Wet Open Overheid leidt niet tot sneller openbaar maken van documenten - Hoofdinhoud
DEN HAAG (PDC i) - De Wet Open Overheid, waarin geregeld wordt hoe en welke overheidsdocumenten openbaar gemaakt moeten worden, leidt bepaald niet tot snellere inzage. Volgens de wet moet binnen 42 dagen een verzoek tot openbaarmaking behandeld zijn. De gemiddelde termijn is onder de nieuwe regels in de praktijk bijna vier keer zo lang: 162 dagen. Deze termijn is nog langer dan onder de Wet Openbaarheid van Bestuur (161 dagen). Dit constateren de Open State Foundation en het Instituut Maatschappelijke Innovatie in een onderzoek.

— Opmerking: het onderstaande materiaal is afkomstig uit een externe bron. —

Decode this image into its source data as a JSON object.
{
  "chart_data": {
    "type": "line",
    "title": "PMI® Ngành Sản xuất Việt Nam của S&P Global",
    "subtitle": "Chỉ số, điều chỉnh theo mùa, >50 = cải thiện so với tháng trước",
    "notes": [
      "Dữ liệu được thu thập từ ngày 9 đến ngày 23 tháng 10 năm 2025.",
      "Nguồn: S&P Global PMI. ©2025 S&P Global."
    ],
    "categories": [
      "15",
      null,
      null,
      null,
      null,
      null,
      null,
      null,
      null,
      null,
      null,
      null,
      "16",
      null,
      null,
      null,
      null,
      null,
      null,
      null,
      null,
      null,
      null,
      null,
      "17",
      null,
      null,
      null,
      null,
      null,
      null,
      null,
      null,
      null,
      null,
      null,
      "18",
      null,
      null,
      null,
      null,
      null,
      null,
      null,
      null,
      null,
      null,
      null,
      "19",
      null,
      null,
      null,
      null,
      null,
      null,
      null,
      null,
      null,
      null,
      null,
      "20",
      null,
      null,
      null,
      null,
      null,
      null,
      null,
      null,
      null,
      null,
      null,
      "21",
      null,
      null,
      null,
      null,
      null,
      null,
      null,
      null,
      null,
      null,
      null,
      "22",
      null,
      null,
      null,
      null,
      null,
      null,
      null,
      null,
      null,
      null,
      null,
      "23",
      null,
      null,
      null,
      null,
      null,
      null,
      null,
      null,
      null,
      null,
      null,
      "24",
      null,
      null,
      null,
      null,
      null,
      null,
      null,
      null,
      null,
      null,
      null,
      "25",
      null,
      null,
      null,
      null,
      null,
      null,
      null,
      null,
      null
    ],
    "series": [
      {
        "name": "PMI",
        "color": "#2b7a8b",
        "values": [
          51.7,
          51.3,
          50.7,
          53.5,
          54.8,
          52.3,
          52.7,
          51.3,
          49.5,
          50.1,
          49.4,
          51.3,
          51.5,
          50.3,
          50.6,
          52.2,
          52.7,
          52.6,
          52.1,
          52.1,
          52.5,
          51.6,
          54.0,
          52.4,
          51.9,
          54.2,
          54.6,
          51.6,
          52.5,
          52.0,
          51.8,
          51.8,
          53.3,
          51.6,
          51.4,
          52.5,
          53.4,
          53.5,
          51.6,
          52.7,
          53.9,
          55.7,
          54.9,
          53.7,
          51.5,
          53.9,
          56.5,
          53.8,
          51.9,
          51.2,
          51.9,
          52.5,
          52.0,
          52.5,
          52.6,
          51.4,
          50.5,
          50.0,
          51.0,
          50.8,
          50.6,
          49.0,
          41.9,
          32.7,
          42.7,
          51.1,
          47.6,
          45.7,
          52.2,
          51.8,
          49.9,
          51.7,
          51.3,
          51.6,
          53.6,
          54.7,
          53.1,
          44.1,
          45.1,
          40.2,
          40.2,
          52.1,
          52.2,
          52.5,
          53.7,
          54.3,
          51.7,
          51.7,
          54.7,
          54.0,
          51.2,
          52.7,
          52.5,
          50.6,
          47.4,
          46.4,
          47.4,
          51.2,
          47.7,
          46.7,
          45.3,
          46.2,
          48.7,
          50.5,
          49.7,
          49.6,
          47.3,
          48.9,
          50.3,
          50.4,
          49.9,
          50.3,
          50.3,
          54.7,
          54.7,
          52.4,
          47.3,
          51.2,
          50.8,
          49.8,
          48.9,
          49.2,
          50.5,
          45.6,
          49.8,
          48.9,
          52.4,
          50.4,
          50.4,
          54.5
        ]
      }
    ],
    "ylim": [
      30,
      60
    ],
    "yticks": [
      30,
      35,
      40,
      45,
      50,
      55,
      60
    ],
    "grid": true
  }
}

De overheid overschrijdt de wettelijke termijnen steeds vaker. In 2016 overschreven ministeries in 61 procent van de gevallen de termijn. In 2019 was dat opgelopen tot 71 procent en nu zelfs 84 procent.
Het ministerie van Onderwijs Cultuur en Wetenschap komt als enige ministerie enigszins in de buurt van de wettelijke termijn. Ook zij overschrijden de wettelijke termijn gemiddeld echter met bijna een maand. Het ministerie van Financiën reageert het traagst: gemiddeld duurt de beantwoording van een verzoek 211 dagen.

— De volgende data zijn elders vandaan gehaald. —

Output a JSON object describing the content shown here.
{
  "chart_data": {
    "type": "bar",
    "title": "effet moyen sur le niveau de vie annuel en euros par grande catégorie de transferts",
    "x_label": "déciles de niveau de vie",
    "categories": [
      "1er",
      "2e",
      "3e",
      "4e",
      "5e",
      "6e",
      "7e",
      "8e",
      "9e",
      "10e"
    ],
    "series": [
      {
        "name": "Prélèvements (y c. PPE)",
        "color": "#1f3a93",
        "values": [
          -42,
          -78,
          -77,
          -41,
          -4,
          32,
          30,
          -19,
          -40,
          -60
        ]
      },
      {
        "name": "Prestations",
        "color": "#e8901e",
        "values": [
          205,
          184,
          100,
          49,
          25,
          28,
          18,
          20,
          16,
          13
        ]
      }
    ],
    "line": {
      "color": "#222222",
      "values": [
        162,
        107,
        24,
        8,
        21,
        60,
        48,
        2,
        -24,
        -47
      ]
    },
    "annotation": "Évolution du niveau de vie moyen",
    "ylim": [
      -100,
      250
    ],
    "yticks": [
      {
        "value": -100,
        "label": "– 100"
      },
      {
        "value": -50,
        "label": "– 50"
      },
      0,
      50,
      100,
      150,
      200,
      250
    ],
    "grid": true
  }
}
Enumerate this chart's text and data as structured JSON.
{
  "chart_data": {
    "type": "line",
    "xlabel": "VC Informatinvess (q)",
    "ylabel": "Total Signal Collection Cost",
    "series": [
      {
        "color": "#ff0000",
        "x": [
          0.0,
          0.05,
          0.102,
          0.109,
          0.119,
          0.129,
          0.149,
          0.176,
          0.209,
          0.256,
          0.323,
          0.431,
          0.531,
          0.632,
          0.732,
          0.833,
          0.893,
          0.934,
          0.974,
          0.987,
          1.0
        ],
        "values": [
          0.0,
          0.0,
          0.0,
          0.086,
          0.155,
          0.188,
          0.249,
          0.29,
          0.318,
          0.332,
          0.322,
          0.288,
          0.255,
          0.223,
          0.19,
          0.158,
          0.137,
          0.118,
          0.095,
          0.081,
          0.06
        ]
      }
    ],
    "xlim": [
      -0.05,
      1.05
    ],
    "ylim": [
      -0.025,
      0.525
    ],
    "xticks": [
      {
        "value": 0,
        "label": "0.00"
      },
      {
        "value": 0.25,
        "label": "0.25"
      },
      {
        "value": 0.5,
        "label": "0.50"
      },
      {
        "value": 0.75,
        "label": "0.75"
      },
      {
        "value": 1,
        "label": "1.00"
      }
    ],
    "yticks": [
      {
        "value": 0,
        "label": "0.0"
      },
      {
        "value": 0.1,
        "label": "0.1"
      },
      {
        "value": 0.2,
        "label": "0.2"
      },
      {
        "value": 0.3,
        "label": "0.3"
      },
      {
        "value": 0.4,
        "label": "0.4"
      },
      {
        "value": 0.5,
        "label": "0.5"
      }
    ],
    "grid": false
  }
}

Een ander belangrijk nieuw aspect van de WOO is de actieve openbaarmaking van overheidsstukken, waarmee overheidsorganisaties verplicht zijn zelf stukken openbaar te maken. Hiermee zouden ook veel inzageverzoeken kunnen worden voorkomen. Ook deze komt volgens het rapport nog nauwelijks van de grond. Dit wordt vooral veroorzaakt door vertraging in de oplevering van het publicatieplatform PLOOI.